Que peut-on retenir des scores enregistrés par les forces politiques en lice ?
Je retiens tout d'abord le come-back effectué par un parti comme l'UC (ndlr anciennement qualifié de parti de l'administration), que l'on croyait en déclin depuis l'avènement du nouveau règne. Le succès de l'UC témoigne, à mon avis, de l'importance des notables dans le processus électoral au Maroc. L'UC n'est bien sûr pas le seul parti à incarner la pérennité de ce qu'on peut appeler le vote-notable, mais sa percée (16 élus en 2002, 27 en 2007) nous rappelle que le phénomène des notables est un véritable régulateur des performances électorales des uns et des autres. Je relève également la mise en échec de l'USFP, qui a perdu la plupart de ses fiefs. Cet échec redéfinira de nouveaux rapports au sein de la Koutla, forcément défavorables aux socialistes.
L'éclatement de l'offre islamiste, avec trois partis en lice, a-t-elle porté préjudice au PJD ?
C'est certain. Le BH (Al Badil Al Hadari) et le PRV (Parti de la renaissance et de la vertu) ont grignoté des voix au PJD. Mais cela reste relatif. L'échec du PJD est dû aussi à d'autres raisons, plus profondes. Le parti a payé le prix de sa normalisation. En prenant une distance vis-à-vis de la Charia, en se délestant de ses prédicateurs vedettes (ndlr : allusion très claire à Abdelbari Zemzmi, qui s'est présenté sous la bannière PRV), il s'est coupé d'une certaine base électorale. Le PJD voulait séduire et rassurer les élites politiques et intellectuelles, au Maroc comme à l'étranger, il a perdu au passage une partie de sa cible naturelle. En dehors de quelques métropoles, le parti a été pratiquement inexistant dans la campagne, au Sahara, etc.
Le découpage électoral n'a-t-il pas, lui aussi, privé le PJD de quelques sièges de plus au Parlement ?

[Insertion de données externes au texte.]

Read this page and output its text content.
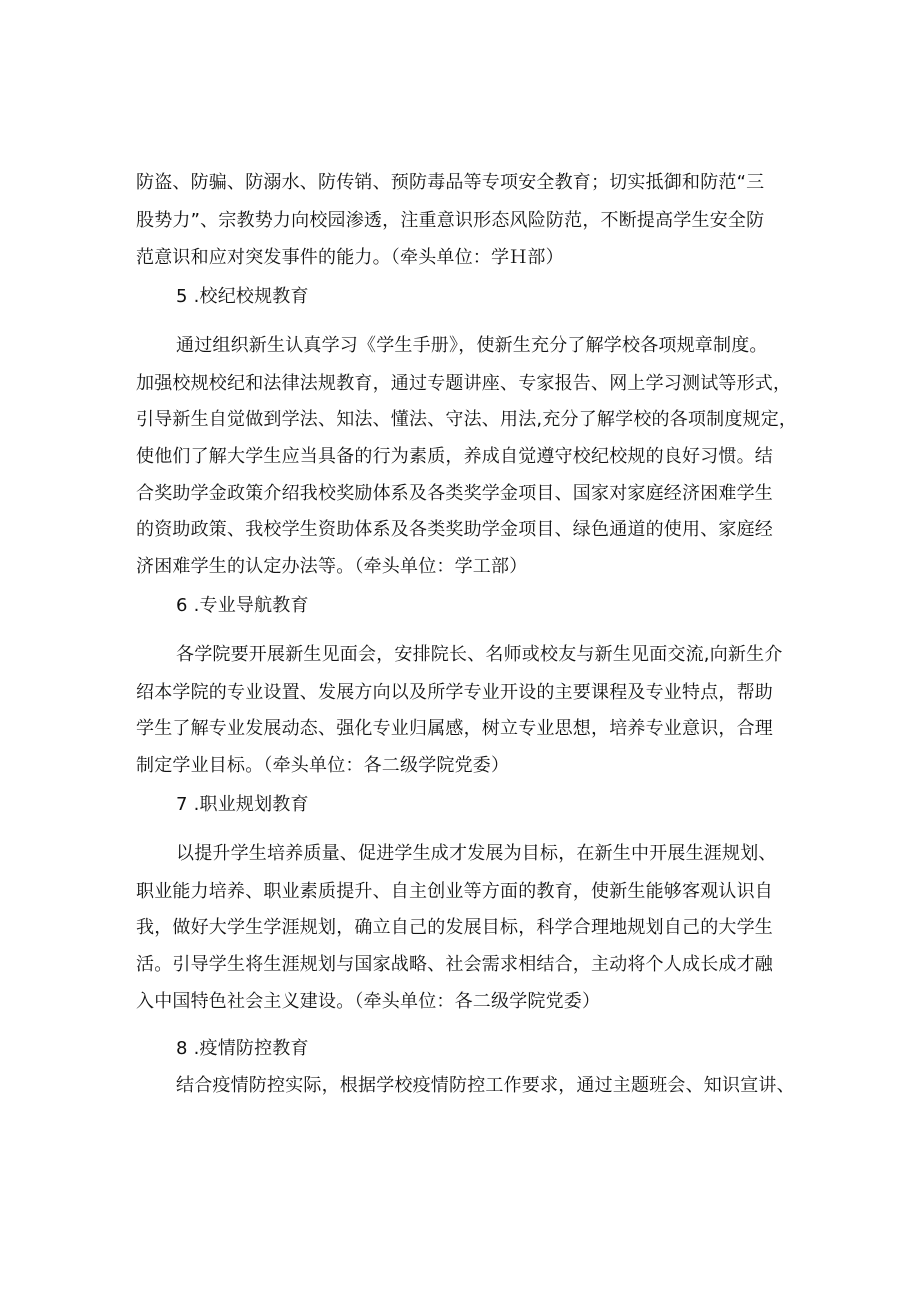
防盗、防骗、防溺水、防传销、预防毒品等专项安全教育；切实抵御和防范“三
股势力”、宗教势力向校园渗透，注重意识形态风险防范，不断提高学生安全防
范意识和应对突发事件的能力。（牵头单位：学Ｈ部）
5 .校纪校规教育
通过组织新生认真学习《学生手册》，使新生充分了解学校各项规章制度。
加强校规校纪和法律法规教育，通过专题讲座、专家报告、网上学习测试等形式，
引导新生自觉做到学法、知法、懂法、守法、用法,充分了解学校的各项制度规定，
使他们了解大学生应当具备的行为素质，养成自觉遵守校纪校规的良好习惯。结
合奖助学金政策介绍我校奖励体系及各类奖学金项目、国家对家庭经济困难学生
的资助政策、我校学生资助体系及各类奖助学金项目、绿色通道的使用、家庭经
济困难学生的认定办法等。（牵头单位：学工部）
6 .专业导航教育
各学院要开展新生见面会，安排院长、名师或校友与新生见面交流,向新生介
绍本学院的专业设置、发展方向以及所学专业开设的主要课程及专业特点，帮助
学生了解专业发展动态、强化专业归属感，树立专业思想，培养专业意识，合理
制定学业目标。（牵头单位：各二级学院党委）
7 .职业规划教育
以提升学生培养质量、促进学生成才发展为目标，在新生中开展生涯规划、
职业能力培养、职业素质提升、自主创业等方面的教育，使新生能够客观认识自
我，做好大学生学涯规划，确立自己的发展目标，科学合理地规划自己的大学生
活。引导学生将生涯规划与国家战略、社会需求相结合，主动将个人成长成才融
入中国特色社会主义建设。（牵头单位：各二级学院党委）
8 .疫情防控教育
结合疫情防控实际，根据学校疫情防控工作要求，通过主题班会、知识宣讲、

Déjà, il faut admettre que le PJD a surestimé ses forces, porté par les sondages qui lui prédisaient une victoire nette aux élections. Le parti a également sous-estimé l'importance du vote-notable dont il a été la principale victime. C'est une réalité de terrain dont les islamistes n'ont pas réellement tenu compte dans leurs projections. Et puis, il ne faut pas oublier que le PJD souffre et continuera de souffrir, auprès des masses, de la concurrence de deux non-partis : la Jamaâ d'Al Adl Wal Ihsane et le mouvement wahhabite. Ces deux entités, qui ne sont pas intégrées dans le jeu électoral, ont indéniablement fait du tort au PJD.
En d'autres termes, l'échec relatif du PJD n'équivaut pas à un échec des islamistes ?
Oui, du moment que le PJD n'est pas le seul représentant, à l'intérieur et à l'extérieur du cercle politique, des islamistes. Concrètement, toutes les voix islamistes n'ont pas voté pour le PJD. Certaines ont choisi d'autres partis et beaucoup se sont abstenues de voter.
Si personne n'a finalement gagné les élections, et si la classe politique semble condamnée à l'émiettement, ne serait-ce pas à cause d'un découpage qui réduit les chances d'une majorité véritable ?
Le découpage est une explication possible, mais il y en a d'autres : le mode de scrutin qui ne favorise pas le rassemblement des partis à profils complémentaires et l'importance, je le répète, du vote-notable qui ne s'est pas dissipé avec l'avènement de la nouvelle ère.
Les votes nuls ont été supérieurs aux voix récoltées par le PJD et l'Istiqlal réunis, n'est-ce pas exceptionnel ?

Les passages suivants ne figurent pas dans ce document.